The second of my 52 ancestors – and my other paternal grandfather – is Robert TEMPLETON, the sixth child of Kilmarnock postman William TEMPLETON and his wife, Agnes McCUTCHEON.
Robert was born just before Christmas 1849, on 23 December, in Kilmarnock in Ayrshire where he lived for the rest of his life.
In 1872 he married a girl from just over the river in the parish of Riccarton. Robert married Jane DUNLOP on 29 November 1872 in Riccarton, Ayrshire when he was 23 and she was 20. The young couple set up house in Kilmarnock and had two sons: William born on 26 February 1873, and Walter born on 4 November 1874. Unfortunately, Jane didn’t long survive the birth of her son and died on 1 December 1874. Her death certificate states that she died of fever which had lasted 14 days – possibly this was puerperal fever. Wee Walter died 10 months later, on 6 October 1875, of an inflammation of the bowels.

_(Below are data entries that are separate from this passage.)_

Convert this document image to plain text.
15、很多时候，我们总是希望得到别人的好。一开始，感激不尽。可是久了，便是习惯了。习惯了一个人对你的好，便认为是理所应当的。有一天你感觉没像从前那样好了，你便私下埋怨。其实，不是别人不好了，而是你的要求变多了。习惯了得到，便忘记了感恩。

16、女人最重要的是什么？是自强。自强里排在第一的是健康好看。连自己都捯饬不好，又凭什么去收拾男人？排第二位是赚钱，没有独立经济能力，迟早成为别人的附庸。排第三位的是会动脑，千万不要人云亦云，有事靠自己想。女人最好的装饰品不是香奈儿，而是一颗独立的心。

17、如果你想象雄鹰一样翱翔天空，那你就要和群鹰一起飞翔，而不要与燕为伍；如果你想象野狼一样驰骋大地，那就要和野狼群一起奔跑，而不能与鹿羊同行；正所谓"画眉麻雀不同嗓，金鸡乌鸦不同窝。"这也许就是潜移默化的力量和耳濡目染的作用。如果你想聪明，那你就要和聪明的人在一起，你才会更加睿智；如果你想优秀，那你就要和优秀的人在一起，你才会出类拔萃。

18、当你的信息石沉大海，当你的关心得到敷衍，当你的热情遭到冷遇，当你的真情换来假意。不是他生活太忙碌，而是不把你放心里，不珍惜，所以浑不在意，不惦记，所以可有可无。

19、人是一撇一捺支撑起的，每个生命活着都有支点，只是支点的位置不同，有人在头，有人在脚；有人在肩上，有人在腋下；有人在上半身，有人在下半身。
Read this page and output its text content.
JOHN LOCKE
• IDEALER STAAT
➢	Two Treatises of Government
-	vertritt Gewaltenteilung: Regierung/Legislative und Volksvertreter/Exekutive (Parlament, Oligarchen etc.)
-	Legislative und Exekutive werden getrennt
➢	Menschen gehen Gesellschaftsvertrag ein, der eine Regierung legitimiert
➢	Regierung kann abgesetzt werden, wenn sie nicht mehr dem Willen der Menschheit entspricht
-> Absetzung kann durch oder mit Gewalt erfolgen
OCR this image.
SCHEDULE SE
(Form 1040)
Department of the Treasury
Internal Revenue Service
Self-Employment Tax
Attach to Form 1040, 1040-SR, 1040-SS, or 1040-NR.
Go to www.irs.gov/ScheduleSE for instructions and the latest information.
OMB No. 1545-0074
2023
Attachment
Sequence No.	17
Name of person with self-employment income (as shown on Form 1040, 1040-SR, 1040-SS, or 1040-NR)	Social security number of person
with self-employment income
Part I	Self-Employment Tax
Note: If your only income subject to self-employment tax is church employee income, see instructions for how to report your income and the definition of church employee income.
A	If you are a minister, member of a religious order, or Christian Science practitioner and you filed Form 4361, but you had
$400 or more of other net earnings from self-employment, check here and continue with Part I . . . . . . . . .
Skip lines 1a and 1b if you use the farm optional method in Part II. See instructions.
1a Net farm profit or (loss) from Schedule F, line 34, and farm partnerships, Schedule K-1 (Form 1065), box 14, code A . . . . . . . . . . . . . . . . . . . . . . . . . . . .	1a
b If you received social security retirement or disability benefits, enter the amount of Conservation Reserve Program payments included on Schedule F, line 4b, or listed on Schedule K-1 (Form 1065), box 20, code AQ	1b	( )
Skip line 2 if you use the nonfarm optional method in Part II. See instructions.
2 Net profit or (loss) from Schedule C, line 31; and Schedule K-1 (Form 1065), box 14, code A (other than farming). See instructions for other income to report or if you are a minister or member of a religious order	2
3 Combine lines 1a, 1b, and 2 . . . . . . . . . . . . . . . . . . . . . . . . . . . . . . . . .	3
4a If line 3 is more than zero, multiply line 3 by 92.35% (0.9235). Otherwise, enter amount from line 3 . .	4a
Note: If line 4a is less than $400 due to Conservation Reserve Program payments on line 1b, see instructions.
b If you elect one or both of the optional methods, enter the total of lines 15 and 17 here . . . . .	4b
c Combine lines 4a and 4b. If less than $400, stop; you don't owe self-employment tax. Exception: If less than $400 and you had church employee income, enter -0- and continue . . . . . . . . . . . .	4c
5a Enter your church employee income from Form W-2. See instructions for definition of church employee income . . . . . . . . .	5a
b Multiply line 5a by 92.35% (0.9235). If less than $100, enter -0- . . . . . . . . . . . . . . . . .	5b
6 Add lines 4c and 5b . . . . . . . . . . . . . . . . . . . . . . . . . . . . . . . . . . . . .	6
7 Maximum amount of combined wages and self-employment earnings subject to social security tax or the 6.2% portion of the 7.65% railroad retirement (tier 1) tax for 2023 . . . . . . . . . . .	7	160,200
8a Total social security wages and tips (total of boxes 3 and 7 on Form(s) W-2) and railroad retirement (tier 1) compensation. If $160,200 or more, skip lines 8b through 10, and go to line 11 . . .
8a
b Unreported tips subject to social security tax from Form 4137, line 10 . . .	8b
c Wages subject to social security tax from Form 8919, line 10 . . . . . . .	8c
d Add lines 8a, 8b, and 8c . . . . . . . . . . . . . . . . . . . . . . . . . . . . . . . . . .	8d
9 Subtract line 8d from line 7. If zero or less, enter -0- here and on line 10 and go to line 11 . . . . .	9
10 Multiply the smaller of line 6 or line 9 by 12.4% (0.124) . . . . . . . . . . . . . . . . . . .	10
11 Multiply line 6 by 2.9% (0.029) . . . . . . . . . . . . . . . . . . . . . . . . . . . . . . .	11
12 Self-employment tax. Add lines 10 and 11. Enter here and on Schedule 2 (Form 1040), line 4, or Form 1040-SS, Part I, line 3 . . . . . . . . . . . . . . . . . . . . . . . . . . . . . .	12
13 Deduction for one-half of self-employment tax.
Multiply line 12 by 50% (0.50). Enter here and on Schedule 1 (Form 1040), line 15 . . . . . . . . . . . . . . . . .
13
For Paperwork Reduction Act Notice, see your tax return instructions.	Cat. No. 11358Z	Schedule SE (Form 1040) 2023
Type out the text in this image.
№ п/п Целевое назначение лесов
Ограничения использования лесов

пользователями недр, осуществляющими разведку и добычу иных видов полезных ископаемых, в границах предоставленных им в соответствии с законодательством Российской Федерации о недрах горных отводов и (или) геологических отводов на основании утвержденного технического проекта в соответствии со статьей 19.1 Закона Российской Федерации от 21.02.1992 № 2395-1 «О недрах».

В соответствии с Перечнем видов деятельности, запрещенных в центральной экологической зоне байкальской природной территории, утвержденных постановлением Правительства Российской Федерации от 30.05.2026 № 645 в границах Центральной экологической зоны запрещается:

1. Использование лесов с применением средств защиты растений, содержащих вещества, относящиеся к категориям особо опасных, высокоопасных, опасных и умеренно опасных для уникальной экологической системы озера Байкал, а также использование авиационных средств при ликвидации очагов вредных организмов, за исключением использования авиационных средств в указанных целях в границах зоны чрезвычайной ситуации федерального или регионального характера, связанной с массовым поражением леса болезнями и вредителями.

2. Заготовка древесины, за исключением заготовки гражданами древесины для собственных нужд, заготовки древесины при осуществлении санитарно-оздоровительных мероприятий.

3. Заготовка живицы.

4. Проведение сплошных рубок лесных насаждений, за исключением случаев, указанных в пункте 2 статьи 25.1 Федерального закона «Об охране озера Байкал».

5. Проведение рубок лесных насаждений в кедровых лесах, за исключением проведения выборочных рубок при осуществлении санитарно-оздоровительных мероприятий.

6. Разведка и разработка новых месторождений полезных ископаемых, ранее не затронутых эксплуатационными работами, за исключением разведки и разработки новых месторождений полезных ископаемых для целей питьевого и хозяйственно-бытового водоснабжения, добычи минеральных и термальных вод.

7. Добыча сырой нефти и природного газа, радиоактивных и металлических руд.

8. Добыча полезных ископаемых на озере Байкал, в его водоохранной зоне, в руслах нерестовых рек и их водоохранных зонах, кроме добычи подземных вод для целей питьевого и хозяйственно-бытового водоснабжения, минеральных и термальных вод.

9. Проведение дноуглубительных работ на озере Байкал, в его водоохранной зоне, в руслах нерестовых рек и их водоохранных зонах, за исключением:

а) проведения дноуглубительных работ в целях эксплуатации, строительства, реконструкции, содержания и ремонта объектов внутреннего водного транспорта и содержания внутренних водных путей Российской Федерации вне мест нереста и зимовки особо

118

Three years after this, on 30 August 1878, Robert married a 29-year-old domestic servant Elizabeth YOUNG. Robert and Elizabeth had one son, George, who was born on 5 August 1880. They had been married for almost 22 years when Elizabeth died on 13 July 1900 aged 52.
Robert lived on to see his youngest son George marry in 1912, and died of acute pneumonia on 11 March 1913 aged 63 – just one month before the marriage of his eldest son, William.
Throughout his adult life, Robert worked as an iron turner and lived in a series of rented tenement flats in a small area in the south of the town bounded by the Kilmarnock Water, the River Irvine and London Road (now the B7073). However, his will shows that he also owned property at numbers 67 and 69 Robertson Place in Kilmarnock. Tracing these properties backwards through the online copies of the Valuation Rolls, Robert appears to have bought them at some time between 1895 and 1905; as in 1905 they were rented to various members of his extended family. I need to do more research in the National Records of Scotland in Edinburgh, but the question remains – why rent when you’ve already bought?